SPOILER ALERT!

You Only Live Twice

You Only Live Twice (James Bond, #12) - Ian Fleming

‘Balls, James. You’ve been running through a bad patch. We all hit ‘em sometimes.’

(And by “bad patch” he means “severe depression”.)

‘M. just thought you’d be the best man for the job. You know he’s got an entirely misplaced opinion of your abilities.’

(Yes. Yes he has.)

 

Bond is understandably depressed after the events of On Her Majesty’s Secret Service. After screwing up two assignments and generally losing the will to live, Bond is sent to Japan to try to winkle some spy secrets out of Tiger Tanaka, the head of Japanese intelligence. In exchange for these secrets, Bond is asked to cosplay as a deaf and dumb Japanese guy in a groan-worthy display of literary yellowface to infiltrate Doctor Shatterhand’s Castle of DEATH, which sounds cool but is really just an old castle with a garden full of fumaroles and poisonous plants and venomous insects that’s become a popular place for people to commit suicide.

 

BUT WAIT!

 

Doctor Shatterhand is really Bond’s nemesis, Blofeld, and he has to be assassinated because he’s “collecting death” and this whole suicide thing is super embarrassing for the Japanese government, even though suicide is regarded culturally as a perfectly good way to restore your family’s honor, and this Castle of DEATH is saving the Transportation Dept. heaps of trouble by luring potential suicides away from train tracks all over the nation.
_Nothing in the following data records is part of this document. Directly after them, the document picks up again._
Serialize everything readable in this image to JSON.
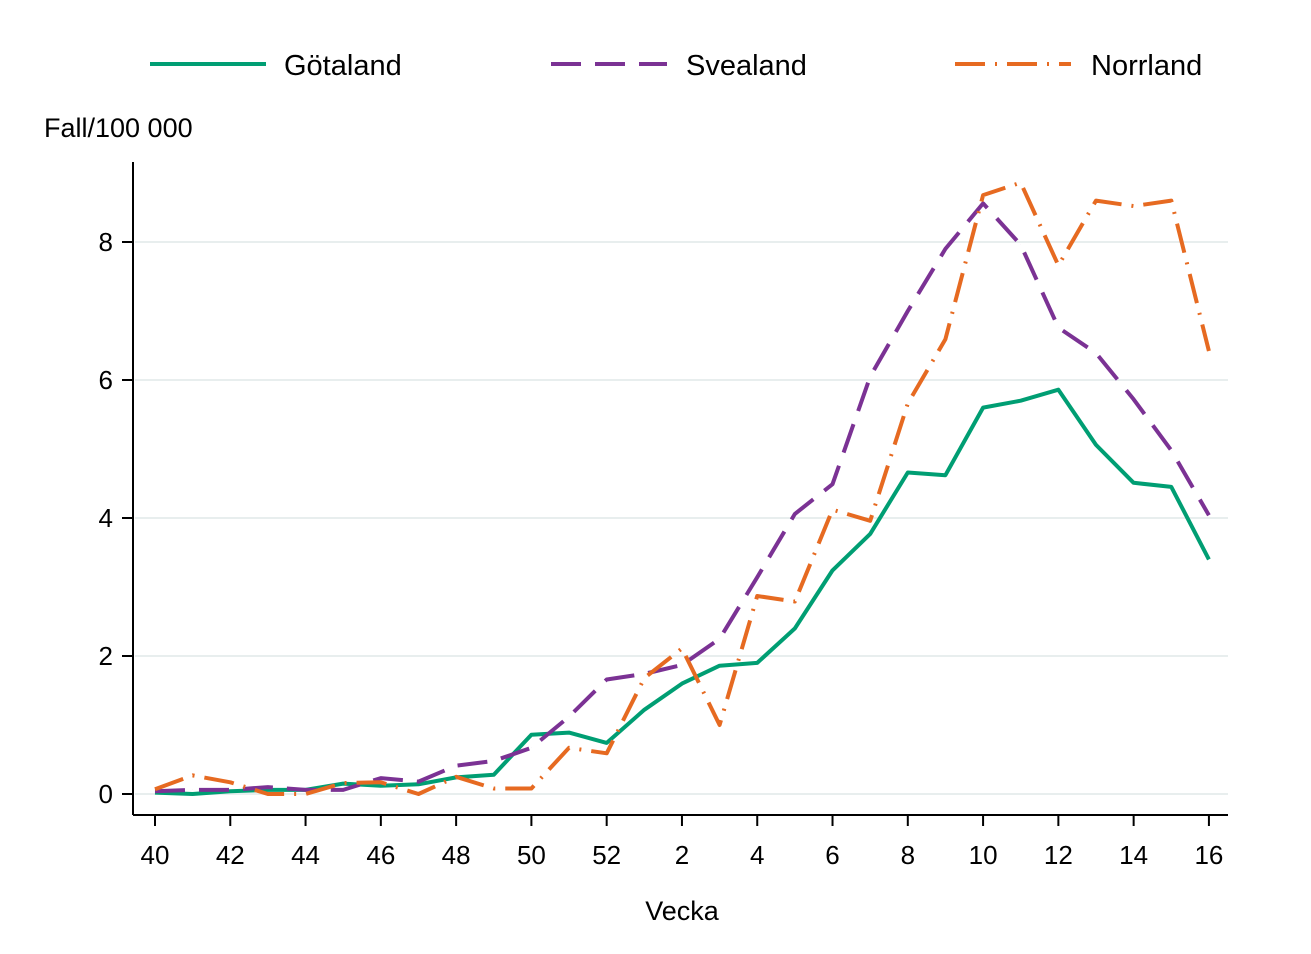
{
  "chart_data": {
    "type": "line",
    "title": "",
    "xlabel": "Vecka",
    "ylabel": "Fall/100 000",
    "ylim": [
      0,
      9
    ],
    "yticks": [
      0,
      2,
      4,
      6,
      8
    ],
    "grid": "horizontal",
    "legend_position": "top",
    "categories": [
      "40",
      "41",
      "42",
      "43",
      "44",
      "45",
      "46",
      "47",
      "48",
      "49",
      "50",
      "51",
      "52",
      "1",
      "2",
      "3",
      "4",
      "5",
      "6",
      "7",
      "8",
      "9",
      "10",
      "11",
      "12",
      "13",
      "14",
      "15",
      "16"
    ],
    "tick_labels": [
      "40",
      "42",
      "44",
      "46",
      "48",
      "50",
      "52",
      "2",
      "4",
      "6",
      "8",
      "10",
      "12",
      "14",
      "16"
    ],
    "series": [
      {
        "name": "Götaland",
        "color": "#009E73",
        "style": "solid",
        "values": [
          0.02,
          0.0,
          0.04,
          0.06,
          0.06,
          0.15,
          0.12,
          0.14,
          0.24,
          0.28,
          0.86,
          0.89,
          0.74,
          1.22,
          1.6,
          1.86,
          1.9,
          2.4,
          3.24,
          3.77,
          4.66,
          4.62,
          5.6,
          5.7,
          5.86,
          5.06,
          4.51,
          4.45,
          3.4
        ]
      },
      {
        "name": "Svealand",
        "color": "#7B3294",
        "style": "dashed",
        "values": [
          0.04,
          0.06,
          0.06,
          0.1,
          0.06,
          0.06,
          0.23,
          0.18,
          0.41,
          0.48,
          0.67,
          1.12,
          1.66,
          1.74,
          1.87,
          2.25,
          3.14,
          4.06,
          4.49,
          6.05,
          7.0,
          7.9,
          8.56,
          7.96,
          6.76,
          6.39,
          5.72,
          4.98,
          4.04
        ]
      },
      {
        "name": "Norrland",
        "color": "#E66A21",
        "style": "dashdot",
        "values": [
          0.07,
          0.27,
          0.17,
          0.0,
          0.0,
          0.16,
          0.17,
          0.0,
          0.25,
          0.08,
          0.08,
          0.67,
          0.59,
          1.68,
          2.11,
          1.0,
          2.87,
          2.79,
          4.12,
          3.96,
          5.66,
          6.59,
          8.68,
          8.86,
          7.66,
          8.6,
          8.52,
          8.6,
          6.42
        ]
      }
    ]
  }
}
Still, it’s unacceptable and this “Doctor” must die by a non-Japanese hand, because reasons.

 

So Bond, thirsty for revenge and totally prepared after a crash course in Japanese culture and a whole afternoon of watching other people train as ninjas, sets out to slay the dragon with the help of Kissy Suzuki, a former Hollywood actress who speaks English and might be slightly psychotic since she wants to keep Bond and love him and pet him and call him George. FOR-EV-ER. Or at least until he wanders off into Russia to find clues to his past after a traumatic brain injury leaves him with near-total amnesia.

 

(Actual footage of book’s plot.)

 

Seriously, though, the star of this book is Japanese culture, to which Fleming actually manages to provide some accurate insight (aside from some absurd assertions about sumo wrestlers, but I’m not convinced that wasn’t a case of Tiger Tanaka taking the piss). The rest is . . . well, I suppose it’s justification for my mental association of these books with old Dirk Pitt novels. All that was missing was a Clive Cussler cameo.